The document, Howell notes, is a declaration which “focused on possible obstruction of justice by the President” and was authored by Associate Deputy Attorney General (ADAG) Bradley Weinsheimer.
DOJ attorneys previously filed two versions of the document in question: an unredacted version for the court which was filed in secret; and another for public consumption which relied on a Federal Rule of Criminal Procedure which holds that government attorneys “must not disclose a matter occurring before the grand jury.”
The problem for the DOJ here is that those individuals never testified and therefore were not actually part of the grand jury at all.
Judge Howell rubbished the DOJ’s argument in Thursday’s order:
The unredacted ADAG Declaration indicated that DOJ broadly interpreted Rule 6(e) as cloaking in secrecy the identities of individuals who did not testify before the grand jury. DOJ’s assertion that identifying individuals who did not testify before the grand jury as part of the Mueller investigation would reveal “a matter occurring before the grand jury” is without merit and rejected. Accordingly, DOJ must refile a redacted version of the ADAG Declaration with the first sentence, part of the second sentence, and the final sentence of paragraph four unredacted.
“[I]dentifying an individual who did not testify before the grand jury does not violate Rule 6(e),” Howell continued. “DOJ concedes that this is ‘normally’ true… Unlike revealing the identity of a witness or the recipient of a subpoena for testimony, disclosing that an individual did not testify exposes nothing about what did or what will occur before the grand jury.”
“This conclusion — that identifying a non-testifying individual does not violate Rule 6(e) — holds even when the individual was at one time a potential grand jury witness.
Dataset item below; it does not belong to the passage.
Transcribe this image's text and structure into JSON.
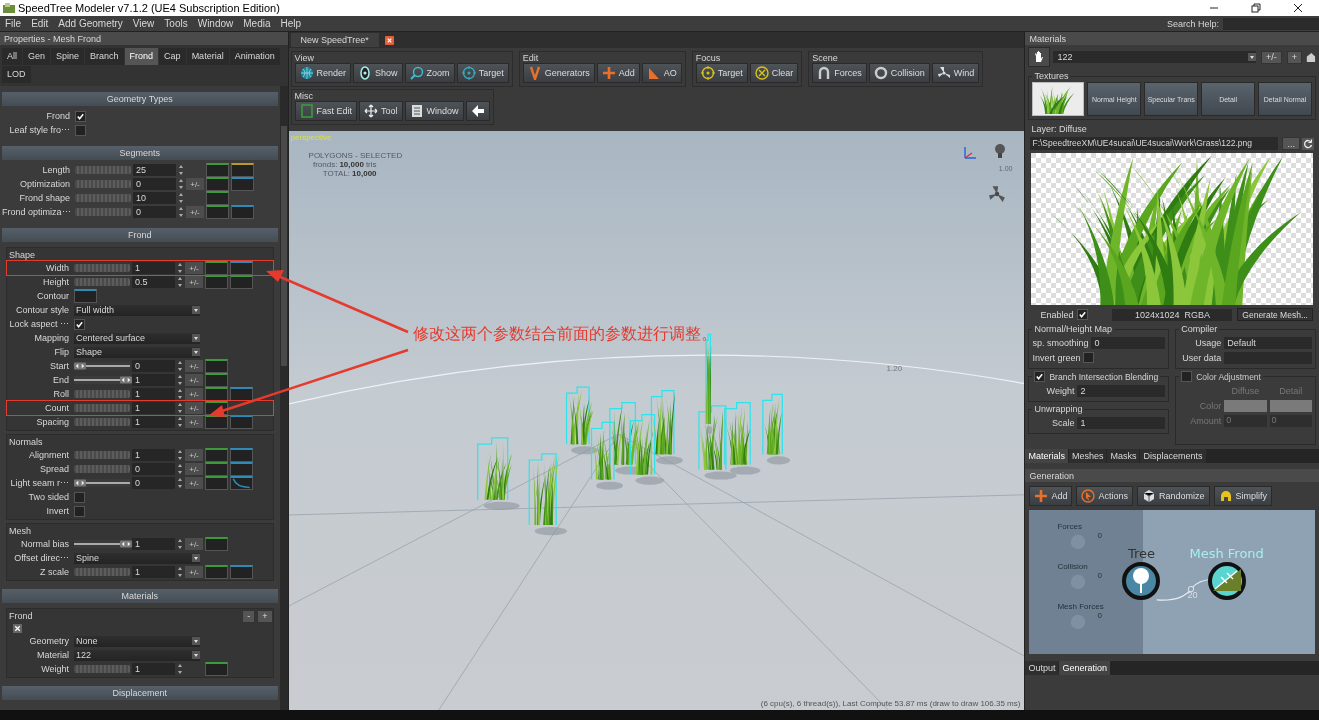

As already mentioned, while the grand jury is ongoing, a potential witness’s identity is protected insofar as that witness’s testimony has been subpoenaed.”
Howell further explained her reasoning by referencing the president himself:
Revelations in the Muller Report about a key individual — President Donald Trump — illustrate that the identity of a possible grand jury witness who did not ultimately testify before the grand jury is not a “matter occurring before the grand jury.”
“As this example makes crystal clear, revealing that the President never appeared before the grand jury exposes nothing about what did happen in the grand jury room,” Howell notes. “Further, even explicit discussion of the choice not to subpoena the President communicated nothing about the grand jury’s investigative or deliberative process: as the Report says, the prosecutor made that choice.”
“In sum, DOJ erred in redacting the first sentence, part of the second sentence, and the final sentence of paragraph four on the [DOJ’s incorrect] theory,” the court ruled. “For the reasons stated, DOJ must refile a redacted version of the ADAG Declaration with the first sentence, part of the second sentence, and the final sentence of paragraph four unredacted.”